Another funny thing that happened during Mr. Freesmeyer’s presentation was his emphasis on the inability of SPD to capture the time it takes to write a report, now I found this quite odd considering the amount of money we citizens have spent on equipping the entire SPD with Laptops to do their report writing and improve their efficiency and pro-active time.
Who would have guessed that those Laptops with all that software would NOT capture and identify usage data…oh well?
As would have been expected the conversation regarding the dangers of doing reports in the field on a Laptop were emphasized by Mr. Freesmeyer and some of the cop folks present.
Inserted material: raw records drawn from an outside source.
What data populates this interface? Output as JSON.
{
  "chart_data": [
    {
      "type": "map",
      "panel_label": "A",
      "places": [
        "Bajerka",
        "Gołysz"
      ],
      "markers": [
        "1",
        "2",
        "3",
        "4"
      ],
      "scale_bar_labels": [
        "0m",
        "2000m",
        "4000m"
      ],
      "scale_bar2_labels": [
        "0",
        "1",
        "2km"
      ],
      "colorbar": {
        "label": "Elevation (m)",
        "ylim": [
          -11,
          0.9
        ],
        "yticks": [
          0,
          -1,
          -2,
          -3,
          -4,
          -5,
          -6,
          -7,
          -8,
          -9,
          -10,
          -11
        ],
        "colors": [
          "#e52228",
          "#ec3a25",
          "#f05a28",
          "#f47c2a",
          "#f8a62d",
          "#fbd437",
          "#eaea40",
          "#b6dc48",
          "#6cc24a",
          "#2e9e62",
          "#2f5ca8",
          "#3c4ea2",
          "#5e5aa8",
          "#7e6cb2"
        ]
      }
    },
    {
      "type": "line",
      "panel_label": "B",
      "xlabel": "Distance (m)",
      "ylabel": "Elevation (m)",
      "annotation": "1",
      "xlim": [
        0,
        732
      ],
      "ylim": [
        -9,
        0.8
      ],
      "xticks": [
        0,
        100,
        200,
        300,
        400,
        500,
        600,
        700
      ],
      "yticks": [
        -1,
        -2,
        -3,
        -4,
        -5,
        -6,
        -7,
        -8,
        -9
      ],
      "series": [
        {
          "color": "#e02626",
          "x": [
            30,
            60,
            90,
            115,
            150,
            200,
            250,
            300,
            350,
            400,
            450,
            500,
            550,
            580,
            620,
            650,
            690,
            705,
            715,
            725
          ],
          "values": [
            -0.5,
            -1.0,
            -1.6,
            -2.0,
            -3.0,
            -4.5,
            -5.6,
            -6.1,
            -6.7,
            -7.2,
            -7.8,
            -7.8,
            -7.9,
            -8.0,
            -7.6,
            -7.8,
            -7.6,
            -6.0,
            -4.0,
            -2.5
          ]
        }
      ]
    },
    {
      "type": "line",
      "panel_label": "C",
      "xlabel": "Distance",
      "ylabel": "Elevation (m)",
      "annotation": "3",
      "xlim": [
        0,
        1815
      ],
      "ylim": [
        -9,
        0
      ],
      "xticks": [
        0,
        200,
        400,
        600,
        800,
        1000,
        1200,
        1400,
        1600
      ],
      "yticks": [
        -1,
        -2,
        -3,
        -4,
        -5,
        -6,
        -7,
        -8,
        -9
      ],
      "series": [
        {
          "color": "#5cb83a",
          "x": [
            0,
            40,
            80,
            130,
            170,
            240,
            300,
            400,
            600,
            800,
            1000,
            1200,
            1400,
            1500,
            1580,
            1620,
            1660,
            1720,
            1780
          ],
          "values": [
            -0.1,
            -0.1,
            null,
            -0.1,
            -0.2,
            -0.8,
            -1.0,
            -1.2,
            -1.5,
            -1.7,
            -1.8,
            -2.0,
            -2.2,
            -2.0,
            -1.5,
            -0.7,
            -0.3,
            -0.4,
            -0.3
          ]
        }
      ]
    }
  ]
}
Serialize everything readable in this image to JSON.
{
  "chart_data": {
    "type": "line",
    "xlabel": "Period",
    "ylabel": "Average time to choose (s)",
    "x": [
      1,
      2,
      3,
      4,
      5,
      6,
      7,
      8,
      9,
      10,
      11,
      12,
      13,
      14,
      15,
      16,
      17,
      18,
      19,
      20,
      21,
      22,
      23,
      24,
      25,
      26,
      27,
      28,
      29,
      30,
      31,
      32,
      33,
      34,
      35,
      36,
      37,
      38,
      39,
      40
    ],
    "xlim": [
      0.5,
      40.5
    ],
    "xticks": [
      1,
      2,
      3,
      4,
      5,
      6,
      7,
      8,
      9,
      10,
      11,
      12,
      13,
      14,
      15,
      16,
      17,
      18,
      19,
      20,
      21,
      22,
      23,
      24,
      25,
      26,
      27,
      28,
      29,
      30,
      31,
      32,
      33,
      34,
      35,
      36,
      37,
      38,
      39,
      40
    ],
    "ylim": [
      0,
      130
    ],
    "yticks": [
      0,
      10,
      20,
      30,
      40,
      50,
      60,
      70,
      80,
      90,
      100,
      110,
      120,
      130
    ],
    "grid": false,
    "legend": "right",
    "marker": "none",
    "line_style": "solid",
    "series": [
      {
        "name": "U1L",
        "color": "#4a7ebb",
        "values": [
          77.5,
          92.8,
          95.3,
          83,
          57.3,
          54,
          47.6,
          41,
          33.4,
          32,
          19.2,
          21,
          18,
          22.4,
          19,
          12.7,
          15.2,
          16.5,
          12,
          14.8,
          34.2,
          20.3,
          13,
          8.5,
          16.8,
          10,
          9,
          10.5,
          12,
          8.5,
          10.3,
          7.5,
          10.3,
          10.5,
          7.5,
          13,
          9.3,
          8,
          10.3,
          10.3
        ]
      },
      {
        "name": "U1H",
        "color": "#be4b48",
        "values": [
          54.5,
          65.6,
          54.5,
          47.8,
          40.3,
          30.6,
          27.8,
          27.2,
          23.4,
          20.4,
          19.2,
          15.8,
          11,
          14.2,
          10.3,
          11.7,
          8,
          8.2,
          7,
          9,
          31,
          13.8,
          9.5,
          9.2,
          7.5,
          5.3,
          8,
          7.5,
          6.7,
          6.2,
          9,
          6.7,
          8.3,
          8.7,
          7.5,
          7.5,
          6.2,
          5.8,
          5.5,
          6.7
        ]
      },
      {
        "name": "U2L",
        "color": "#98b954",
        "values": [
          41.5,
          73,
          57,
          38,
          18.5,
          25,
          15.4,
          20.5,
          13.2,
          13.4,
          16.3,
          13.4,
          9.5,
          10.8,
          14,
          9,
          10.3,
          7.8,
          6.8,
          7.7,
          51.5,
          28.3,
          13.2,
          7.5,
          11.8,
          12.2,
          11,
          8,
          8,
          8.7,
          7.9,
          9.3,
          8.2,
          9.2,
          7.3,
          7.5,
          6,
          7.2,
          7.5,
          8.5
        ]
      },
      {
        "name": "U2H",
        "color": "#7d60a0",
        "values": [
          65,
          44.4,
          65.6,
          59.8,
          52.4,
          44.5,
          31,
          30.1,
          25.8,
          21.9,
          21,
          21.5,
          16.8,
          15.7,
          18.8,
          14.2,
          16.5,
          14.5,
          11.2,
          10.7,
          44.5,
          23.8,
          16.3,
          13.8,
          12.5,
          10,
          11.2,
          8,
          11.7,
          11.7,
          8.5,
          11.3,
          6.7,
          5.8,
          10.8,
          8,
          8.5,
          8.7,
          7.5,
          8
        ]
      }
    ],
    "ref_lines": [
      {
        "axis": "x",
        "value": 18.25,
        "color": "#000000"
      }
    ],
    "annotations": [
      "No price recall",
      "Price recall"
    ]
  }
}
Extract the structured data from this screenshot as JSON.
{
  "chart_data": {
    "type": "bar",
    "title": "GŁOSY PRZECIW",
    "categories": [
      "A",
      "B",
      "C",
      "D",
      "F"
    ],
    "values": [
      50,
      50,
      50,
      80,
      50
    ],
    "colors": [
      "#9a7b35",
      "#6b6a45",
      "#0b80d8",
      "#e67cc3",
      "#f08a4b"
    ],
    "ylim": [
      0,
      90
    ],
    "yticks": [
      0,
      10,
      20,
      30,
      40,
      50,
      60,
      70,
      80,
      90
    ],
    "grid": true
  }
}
Another funny thing was when Freesmeyer tried to tell the City Council Members how time consuming it is to take a Fraud Report by an officer in the field, citing all the social media stuff like Facebook, Identity Theft etcetera. The truth is Patrol Cops don’t take extensive reports on Fraud Cases in any mid to large Department, they take a basic report with just the names and the known facts, and a Detective does the follow-up. Of course, in Spokane SPD doesn’t do a whole lot of Fraud Investigation anyway.
Okay Followers and Councilmembers yes, like I told some of you I knew what would be coming from Mr. Freesmeyer, but it wasn’t any kind of wizardry on my part, just a matter of experience, reading all of his previous analyses, tracking the changes, noting the boilerplate and graphics utilization, and developing a probability matrix…no big deal!